A dark movement in the murky gloaming, and then he was in front of her, radiating heat and that exquisite scent of woodsmoke and leather that transported her to cozy and safe spaces in her mind. Shrugging out of his coat, he draped it over her shaking shoulders and she closed her eyes.
“It wasn’t a dream,” Ralph said. “It was real, every stolen minute of it.” Pulling her into the refuge of his embrace, he clung to her as if drowning. “Ivy, I didn’t make sense until you came here.” His voice was a hoarse whisper against her hair, sending reverberations through her body. “I felt like a sheepdog without sheep,” he continued. “Something in me... I wanted to protect, to guard. And then you came, and you were so good and sweet, and actuallycared.I would do anything to keep you safe.”
“You’re a Hewitt,” she said against his chest. “You were born to protect the library, but your parents never told you. All that instinct had to go somewhere. I never needed protecting though,” she felt compelled to add.
A shudder of his chest, and she realized he was laughing. Pulling back, she marveled at the way the dark shadows that usually haunted his face instantly cleared. He was a beautiful man, but when he laughed, a sort of brilliance shone through him.
“Of course not, you’re Ivy Radcliffe, a force of nature, a titled lady who would rather ride a bicycle through a rainstorm than ask her own chauffeur for a ride. Now it’s my turn,” he told her.
Ivy stiffened in his arms, loath to end the lovely moment.

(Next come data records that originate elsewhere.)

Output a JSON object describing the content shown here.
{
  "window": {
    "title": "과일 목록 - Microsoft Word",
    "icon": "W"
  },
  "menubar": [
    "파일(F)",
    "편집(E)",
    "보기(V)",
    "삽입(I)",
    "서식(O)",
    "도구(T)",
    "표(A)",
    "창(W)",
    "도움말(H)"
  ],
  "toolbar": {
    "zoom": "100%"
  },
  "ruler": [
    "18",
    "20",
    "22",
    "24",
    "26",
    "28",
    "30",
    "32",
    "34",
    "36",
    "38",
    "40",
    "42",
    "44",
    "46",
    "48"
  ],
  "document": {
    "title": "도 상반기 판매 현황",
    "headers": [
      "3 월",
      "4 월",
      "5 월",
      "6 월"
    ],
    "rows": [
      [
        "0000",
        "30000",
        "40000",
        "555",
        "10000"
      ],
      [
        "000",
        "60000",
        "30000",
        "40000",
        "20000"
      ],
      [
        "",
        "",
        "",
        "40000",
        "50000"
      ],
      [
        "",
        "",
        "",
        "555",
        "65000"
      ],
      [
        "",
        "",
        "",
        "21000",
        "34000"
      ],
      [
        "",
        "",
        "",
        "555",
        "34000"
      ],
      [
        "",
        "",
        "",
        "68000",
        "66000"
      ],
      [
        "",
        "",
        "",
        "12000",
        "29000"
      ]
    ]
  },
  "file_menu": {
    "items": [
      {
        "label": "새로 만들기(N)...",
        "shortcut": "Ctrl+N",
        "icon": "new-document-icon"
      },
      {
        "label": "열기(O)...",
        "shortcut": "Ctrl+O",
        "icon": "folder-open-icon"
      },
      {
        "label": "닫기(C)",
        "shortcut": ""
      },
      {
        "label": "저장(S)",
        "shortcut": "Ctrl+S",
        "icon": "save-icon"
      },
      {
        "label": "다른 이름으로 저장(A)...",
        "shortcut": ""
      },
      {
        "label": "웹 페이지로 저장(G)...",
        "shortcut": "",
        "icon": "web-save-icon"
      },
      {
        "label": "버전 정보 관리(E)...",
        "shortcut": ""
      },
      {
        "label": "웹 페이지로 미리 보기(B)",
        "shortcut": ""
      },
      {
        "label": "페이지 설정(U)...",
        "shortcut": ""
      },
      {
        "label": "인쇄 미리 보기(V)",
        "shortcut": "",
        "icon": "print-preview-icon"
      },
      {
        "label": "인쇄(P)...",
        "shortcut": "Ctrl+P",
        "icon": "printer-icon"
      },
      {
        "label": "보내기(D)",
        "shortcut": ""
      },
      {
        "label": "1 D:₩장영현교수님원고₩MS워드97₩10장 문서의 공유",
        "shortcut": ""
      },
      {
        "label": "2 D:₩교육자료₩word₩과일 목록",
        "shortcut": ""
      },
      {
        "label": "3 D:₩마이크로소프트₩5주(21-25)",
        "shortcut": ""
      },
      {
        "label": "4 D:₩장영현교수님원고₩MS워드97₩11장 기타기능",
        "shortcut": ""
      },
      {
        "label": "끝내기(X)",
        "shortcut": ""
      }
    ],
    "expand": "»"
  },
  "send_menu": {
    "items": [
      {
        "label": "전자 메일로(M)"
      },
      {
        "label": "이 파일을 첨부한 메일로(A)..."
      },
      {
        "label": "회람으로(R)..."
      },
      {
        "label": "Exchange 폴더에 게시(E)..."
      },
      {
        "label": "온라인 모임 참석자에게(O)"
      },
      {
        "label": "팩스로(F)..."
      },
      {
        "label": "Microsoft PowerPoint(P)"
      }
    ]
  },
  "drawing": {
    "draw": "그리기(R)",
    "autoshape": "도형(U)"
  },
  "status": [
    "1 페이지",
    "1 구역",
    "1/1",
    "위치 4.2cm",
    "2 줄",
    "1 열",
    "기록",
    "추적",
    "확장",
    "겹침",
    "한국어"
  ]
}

Gently cupping her face in his hands, he brought her gaze up to meet his. “What are you afraid of, Ivy?” he asked softly. “You say that it was all a wonderful dream, but you wouldn’t kiss me back, wouldn’t even let me touch you, and that was real. Even the bravest soldiers harbor some secret fear, and there’s something that you’re afraid of. Is it me?”
She looked away, unable to bear the desperate sadness in his eyes where only a moment ago had been laughter. “I suppose I’m afraid that I’m not the person you fell in love with, that I don’t remember who she was or how to be her.” The truth of her confession hadn’t fully settled until she’d said the words out loud. At least when she had thought it a dream, she had been safe from the risk of disappointment.
“I see.” He squinted up into the rain, deep in thought. “Do you still love books?” he finally asked, bringing his gaze back down to rest squarely on her.
“Of course,” she answered, puzzled.
“And would you still go out of your way to defend a friend in need, or help an injured animal?”
She frowned. “Did I help an animal?”
“You brought me a barn swallow with a broken wing,” he told her. “We were able to mend it. So, would you do it again?”
She didn’t remember that, but she answered without hesitation. “Every time.”
“Are you still the most beautiful woman in Yorkshire—no, in all of England?”
Her cheeks heated. “I—”
“No, don’t answer that, I can see that you are.”